Would you say there is a gap that fashion is not filling? Is that what Imaculatura is about?
Fashion is doing just fine, thanks for asking. The gap is not in fashion, but in the work we do. Or rather the very long walk to close the gap. As we don't work with textiles alone, but also graphic design and performative stuff and object design and literature and language and others. I know, it's quite a crowded space, but all of these things come very naturally to us. Interconnectivity is instant. We do not start a project by saying: "today, I want to do something with fashion combined with this poem and that dance song". It just happens. So, to answer your question, we are the gap.
Tell us a bit more about your latest project, “Cry me a river”.
Cry me a river is a comfort object, a refillable soft tissue holder made of pink leather. The tissues stick out from this cut in the shape of Romania. It's about a personal emotion on a national scale: the idea of accumulation - everybody cries - that turns crying into ritual and whining into a national Olympics. A tragic trigger that ends in comic relief. Cry me a river is the second object in our ongoing series, Pasión por la Nación. The first one was The Erotic Coat: an old-school trench coat with erotic prints on the underlining. What do an erotic coat, a tissue holder and the national map have in common? Passion and the lack of it. The numb feeling.
From where do you take inspiration?
First I have to feel it, I'm like a resonance box that meddles with unaccountable sources or influences: a lot of graphic design, psychology, literature, contemporary dance, and pretty much any innovative stuff no matter the domain - explains Anca. The World Wide Web. Humour is an inspiration. These days though I get quite inspired reading interviews with artists.
At first glance, your aesthetic appears clean, almost essential. How does the visual aspect of your work reconcile with the message?

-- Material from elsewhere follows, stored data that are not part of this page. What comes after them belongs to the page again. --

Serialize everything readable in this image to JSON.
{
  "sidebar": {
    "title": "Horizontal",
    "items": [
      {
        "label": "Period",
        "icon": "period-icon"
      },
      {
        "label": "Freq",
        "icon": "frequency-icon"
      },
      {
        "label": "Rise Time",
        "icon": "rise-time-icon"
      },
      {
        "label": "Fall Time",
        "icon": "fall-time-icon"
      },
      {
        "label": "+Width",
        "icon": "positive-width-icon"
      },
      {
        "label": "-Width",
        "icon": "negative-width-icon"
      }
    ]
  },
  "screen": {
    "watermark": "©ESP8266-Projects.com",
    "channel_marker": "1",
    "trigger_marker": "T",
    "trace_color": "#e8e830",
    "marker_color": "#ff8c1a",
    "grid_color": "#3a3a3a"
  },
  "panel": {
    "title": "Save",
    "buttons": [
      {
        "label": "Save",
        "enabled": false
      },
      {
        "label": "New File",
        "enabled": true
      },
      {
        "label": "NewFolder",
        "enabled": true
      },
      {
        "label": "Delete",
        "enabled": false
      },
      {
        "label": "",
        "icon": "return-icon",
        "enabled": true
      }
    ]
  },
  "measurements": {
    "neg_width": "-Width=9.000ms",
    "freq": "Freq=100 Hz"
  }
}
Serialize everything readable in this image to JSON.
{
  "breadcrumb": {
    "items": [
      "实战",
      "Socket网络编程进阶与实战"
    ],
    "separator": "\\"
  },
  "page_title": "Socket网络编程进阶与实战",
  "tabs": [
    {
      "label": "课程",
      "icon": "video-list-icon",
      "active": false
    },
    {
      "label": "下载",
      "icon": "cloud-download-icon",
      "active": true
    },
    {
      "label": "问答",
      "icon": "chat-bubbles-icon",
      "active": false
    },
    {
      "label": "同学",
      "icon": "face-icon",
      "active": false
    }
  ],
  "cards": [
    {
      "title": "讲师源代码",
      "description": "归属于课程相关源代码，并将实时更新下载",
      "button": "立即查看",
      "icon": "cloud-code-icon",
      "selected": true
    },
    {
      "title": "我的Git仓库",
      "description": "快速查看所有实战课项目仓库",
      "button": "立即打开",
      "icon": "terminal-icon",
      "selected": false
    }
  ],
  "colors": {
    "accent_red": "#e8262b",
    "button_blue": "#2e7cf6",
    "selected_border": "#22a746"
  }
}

It's hard to separate them, since they don’t necessarily come to life in that order. Sometimes there are these images or shapes, a predominant colour that strikes first; and then, digging for deeper stuff, we find the idea that brought those shapes and colour, the essence of it. Other times, there is this thought or emotion and we think of the best way of putting it - it is then that we choose simple lines and clarity. The story behind every idea and the production process are usually complex and consuming so it’s nice when the result of it is simple, clean, essential, almost perfect.
What are you working on at the moment?
Something beautiful and enigmatic, called Prick, Tickle, Poison. It translates three famous flesh wounds into three objects. For this one, the inspiration was the Shakespearean quote: “If you prick us, do we not bleed? If you tickle us, do we not laugh? If you poison us, do we no die?"; the Caravaggio painting The Incredulity of Saint Thomas; hand gestures and choreography; personal suffering made somehow visible on the surface.